第二章
[8]前話
「うちの奴と同じだな」
「ハチトとかい?」
「ああ、こいつとな」
肉を買いに来た客に話した。
「同じだな」
「そうだよな」
「いや、日本のハチ公の話を聞いてな」
この犬のとだ、グレーと白の垂れ耳の大きな優しい目の雄犬を見て話した。
「そっくりだって思ってな」
「ハチトって名付けたな」
「最初はゴローって名前だったんだがな」
それでもというのだ。
「親父がな」
「バイクで死んでな」
「ずっとな、待ってるからな」
今は店の前で丸くなって寝ている彼を見て話した。
「だからな」
「それでだよな」
「ああ、親父が帰って来る時間になったら」
その時が来ればというのだ。
「いつもな」
「迎えに行くな」
「そうするからな」
「メキシコの子と同じだな」
「犬はそうした生きものだな、大事にしてもらったらな」
そうしてもらえると、というのだ。
「そのことを忘れないでな」
「一生慕うんだな」
「ああ、そうした生きものだ」
それが犬だというのだ。
「だからな」
「それでだな」
「俺としてはな、親父が可愛がっていたし家族だしな」
だからだというのだ。
「もう五年になるけれどな」
「親父さんが死んでな」
「ずっとハチトと共にいるよ」
「そうするか」
「ああ、ハチトいいな」
その彼を見つつ言った。
「そろそろ時間だけれど行くな、帰ったらご飯やるからな」
「クゥン」
ハチトは彼に応える様に一声鳴いてだった。
そのうえで起き上がって通りの入り口の方に行った、そうしてそこで座って待つのだった。
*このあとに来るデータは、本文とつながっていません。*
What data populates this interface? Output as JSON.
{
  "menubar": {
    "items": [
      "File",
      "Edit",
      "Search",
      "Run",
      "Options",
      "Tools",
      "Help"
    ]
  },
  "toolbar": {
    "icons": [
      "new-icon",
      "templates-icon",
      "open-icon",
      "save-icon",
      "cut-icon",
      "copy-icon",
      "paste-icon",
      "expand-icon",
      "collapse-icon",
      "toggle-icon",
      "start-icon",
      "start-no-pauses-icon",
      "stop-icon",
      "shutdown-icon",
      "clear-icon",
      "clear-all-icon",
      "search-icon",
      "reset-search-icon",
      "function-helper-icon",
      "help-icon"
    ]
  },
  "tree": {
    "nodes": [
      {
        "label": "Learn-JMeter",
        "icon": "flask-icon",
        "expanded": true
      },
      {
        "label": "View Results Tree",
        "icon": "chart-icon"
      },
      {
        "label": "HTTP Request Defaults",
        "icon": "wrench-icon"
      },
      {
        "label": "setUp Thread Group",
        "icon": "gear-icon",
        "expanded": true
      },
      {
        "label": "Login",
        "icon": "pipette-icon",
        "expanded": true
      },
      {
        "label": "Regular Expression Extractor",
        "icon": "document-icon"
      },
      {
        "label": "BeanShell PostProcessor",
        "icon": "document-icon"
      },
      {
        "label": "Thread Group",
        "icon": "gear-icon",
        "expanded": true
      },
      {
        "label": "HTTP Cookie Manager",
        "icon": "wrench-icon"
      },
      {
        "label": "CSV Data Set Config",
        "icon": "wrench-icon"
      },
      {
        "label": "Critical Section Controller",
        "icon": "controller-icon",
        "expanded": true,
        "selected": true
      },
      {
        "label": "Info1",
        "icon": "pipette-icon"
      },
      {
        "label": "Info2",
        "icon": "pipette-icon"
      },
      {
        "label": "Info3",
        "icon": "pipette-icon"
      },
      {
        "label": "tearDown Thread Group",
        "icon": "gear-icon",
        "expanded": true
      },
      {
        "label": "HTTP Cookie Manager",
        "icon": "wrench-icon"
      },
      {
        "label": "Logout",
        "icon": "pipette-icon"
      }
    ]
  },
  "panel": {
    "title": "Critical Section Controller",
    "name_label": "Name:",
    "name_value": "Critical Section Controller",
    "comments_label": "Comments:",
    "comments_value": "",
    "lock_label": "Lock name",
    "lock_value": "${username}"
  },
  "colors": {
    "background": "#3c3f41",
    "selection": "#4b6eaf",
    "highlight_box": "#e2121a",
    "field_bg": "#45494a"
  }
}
だが待ち人は来ず。
とぼとぼと歩いて店に帰ってきた、その彼にだった。
ザビエルはご飯の肉を出してだ、優しい笑顔で言った。
「たっぷり食えよ」
「クゥン・・・・・・」
ハチトは明らかに気落ちしていた、だが。
ご飯を食べてザビエルに撫でられて尻尾を振った、ザビエルも客もそんな彼をこの上ない優しい笑顔で見ていた。